Abstract

We read with interest the recent JDR paper by Schwendicke et al. (2016) and agree with the authors’ assumptions that taxing sugar-sweetened beverages may reduce caries and in turn play a role in reducing inequalities in dental health. In the editorial by Lee and Giannobile (2016), the concept is widened, and a case is eloquently made for the growing evidence of the negative effect of added dietary sugar on the general health: a topic that we address in our recently published paper (Joury et al. 2016). In it, we present a systematic search of published data on the prevalence and incidence of type 2 diabetes, obesity, and dental caries in relation to free sugars consumption in Iraq, a country in which the availability of sugar has varied over the years due to imposed economic sanctions. Our results showed that dental caries in Iraq declined markedly during a period of United Nations sanctions (1991 to 2002) but increased after the sanctions were lifted (2003 to 2015), when annual sugar consumption per person increased from 16.3 to 24.1 kg. Similarly, type 2 diabetes and obesity patterns mirrored those of free sugars consumption and started increasing with higher free sugars consumption after the United Nations sanctions were lifted.

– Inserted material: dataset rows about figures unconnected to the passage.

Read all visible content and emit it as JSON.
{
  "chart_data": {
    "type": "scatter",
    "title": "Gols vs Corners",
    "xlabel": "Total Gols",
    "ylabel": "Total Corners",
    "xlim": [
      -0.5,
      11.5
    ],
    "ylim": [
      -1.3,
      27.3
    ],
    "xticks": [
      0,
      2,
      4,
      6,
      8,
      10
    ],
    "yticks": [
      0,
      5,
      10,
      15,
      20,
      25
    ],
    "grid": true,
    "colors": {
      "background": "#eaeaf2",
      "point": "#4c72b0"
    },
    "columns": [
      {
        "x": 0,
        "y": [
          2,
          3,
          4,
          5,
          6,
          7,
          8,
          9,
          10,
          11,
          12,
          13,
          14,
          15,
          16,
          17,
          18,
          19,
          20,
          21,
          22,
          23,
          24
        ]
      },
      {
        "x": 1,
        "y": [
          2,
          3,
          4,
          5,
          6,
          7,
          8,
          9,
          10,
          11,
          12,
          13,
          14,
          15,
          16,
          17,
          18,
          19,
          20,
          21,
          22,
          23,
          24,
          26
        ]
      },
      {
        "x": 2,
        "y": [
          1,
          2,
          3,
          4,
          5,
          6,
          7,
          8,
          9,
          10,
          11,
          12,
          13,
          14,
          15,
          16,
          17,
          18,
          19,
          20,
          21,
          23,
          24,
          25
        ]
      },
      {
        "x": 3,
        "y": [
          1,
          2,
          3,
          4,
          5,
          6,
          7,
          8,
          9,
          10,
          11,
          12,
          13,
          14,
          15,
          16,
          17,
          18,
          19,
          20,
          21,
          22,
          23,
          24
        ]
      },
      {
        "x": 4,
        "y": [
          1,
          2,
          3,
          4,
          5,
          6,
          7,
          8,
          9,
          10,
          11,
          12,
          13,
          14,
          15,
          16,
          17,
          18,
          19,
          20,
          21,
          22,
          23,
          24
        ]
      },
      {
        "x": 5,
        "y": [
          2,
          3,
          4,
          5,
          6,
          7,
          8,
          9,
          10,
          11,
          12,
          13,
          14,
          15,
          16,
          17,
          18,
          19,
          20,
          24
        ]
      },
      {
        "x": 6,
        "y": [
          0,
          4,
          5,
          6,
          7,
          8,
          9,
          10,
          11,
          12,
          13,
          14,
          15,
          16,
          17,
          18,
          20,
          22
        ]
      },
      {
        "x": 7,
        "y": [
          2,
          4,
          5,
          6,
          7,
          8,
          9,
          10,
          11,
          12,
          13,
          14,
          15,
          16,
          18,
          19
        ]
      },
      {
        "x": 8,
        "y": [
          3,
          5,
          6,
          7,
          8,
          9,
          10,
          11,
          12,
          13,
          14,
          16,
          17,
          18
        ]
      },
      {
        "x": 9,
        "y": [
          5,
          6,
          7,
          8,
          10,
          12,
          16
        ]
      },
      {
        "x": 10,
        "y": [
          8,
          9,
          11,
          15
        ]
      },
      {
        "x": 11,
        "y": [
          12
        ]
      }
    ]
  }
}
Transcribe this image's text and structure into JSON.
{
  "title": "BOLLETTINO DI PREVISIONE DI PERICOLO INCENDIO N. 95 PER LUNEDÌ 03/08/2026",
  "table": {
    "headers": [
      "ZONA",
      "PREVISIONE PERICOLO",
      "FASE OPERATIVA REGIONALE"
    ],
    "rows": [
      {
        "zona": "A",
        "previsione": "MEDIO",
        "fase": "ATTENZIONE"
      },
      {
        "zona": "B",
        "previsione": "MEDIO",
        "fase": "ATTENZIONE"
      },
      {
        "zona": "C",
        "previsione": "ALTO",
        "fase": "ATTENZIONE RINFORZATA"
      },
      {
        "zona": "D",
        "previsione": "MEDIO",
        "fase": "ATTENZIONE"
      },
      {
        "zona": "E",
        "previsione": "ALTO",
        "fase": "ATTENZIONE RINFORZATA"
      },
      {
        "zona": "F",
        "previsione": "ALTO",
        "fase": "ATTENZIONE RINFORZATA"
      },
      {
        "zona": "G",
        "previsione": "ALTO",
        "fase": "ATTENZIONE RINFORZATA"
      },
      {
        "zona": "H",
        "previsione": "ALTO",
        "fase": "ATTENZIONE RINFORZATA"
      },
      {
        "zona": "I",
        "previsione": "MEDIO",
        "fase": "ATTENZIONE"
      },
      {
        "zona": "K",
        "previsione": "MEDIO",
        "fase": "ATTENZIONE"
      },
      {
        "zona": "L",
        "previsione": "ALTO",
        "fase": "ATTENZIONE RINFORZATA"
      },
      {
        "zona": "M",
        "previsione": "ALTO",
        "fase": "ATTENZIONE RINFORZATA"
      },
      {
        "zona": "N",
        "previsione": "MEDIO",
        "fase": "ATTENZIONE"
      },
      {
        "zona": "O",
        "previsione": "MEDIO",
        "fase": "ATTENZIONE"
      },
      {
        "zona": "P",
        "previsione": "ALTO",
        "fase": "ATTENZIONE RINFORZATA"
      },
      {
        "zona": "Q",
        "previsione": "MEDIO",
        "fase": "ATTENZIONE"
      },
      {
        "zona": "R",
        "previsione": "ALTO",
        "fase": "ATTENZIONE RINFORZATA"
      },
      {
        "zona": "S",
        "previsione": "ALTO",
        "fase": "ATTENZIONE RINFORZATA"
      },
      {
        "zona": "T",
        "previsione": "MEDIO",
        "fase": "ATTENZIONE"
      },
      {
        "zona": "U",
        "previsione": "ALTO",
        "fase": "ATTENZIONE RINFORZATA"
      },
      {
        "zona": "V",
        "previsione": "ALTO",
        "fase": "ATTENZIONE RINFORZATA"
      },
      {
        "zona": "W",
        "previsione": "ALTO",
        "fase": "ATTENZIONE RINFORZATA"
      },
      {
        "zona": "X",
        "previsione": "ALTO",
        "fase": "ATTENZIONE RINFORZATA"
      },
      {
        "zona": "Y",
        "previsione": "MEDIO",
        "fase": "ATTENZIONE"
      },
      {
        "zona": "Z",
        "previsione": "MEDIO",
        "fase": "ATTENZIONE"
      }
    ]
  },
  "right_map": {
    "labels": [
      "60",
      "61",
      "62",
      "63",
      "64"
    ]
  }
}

While we acknowledge that the etiology of these conditions is multifactorial, we support the concluding remarks of Lee and Giannobile (2016) and advocate that oral health clinicians and researchers share a responsibility in informing public opinion and policy makers of the positive effect of limiting added sugars on oral and general health.
Footnotes
The authors received no financial support and declare no potential conflicts of interest with respect to the authorship and/or publication of this article.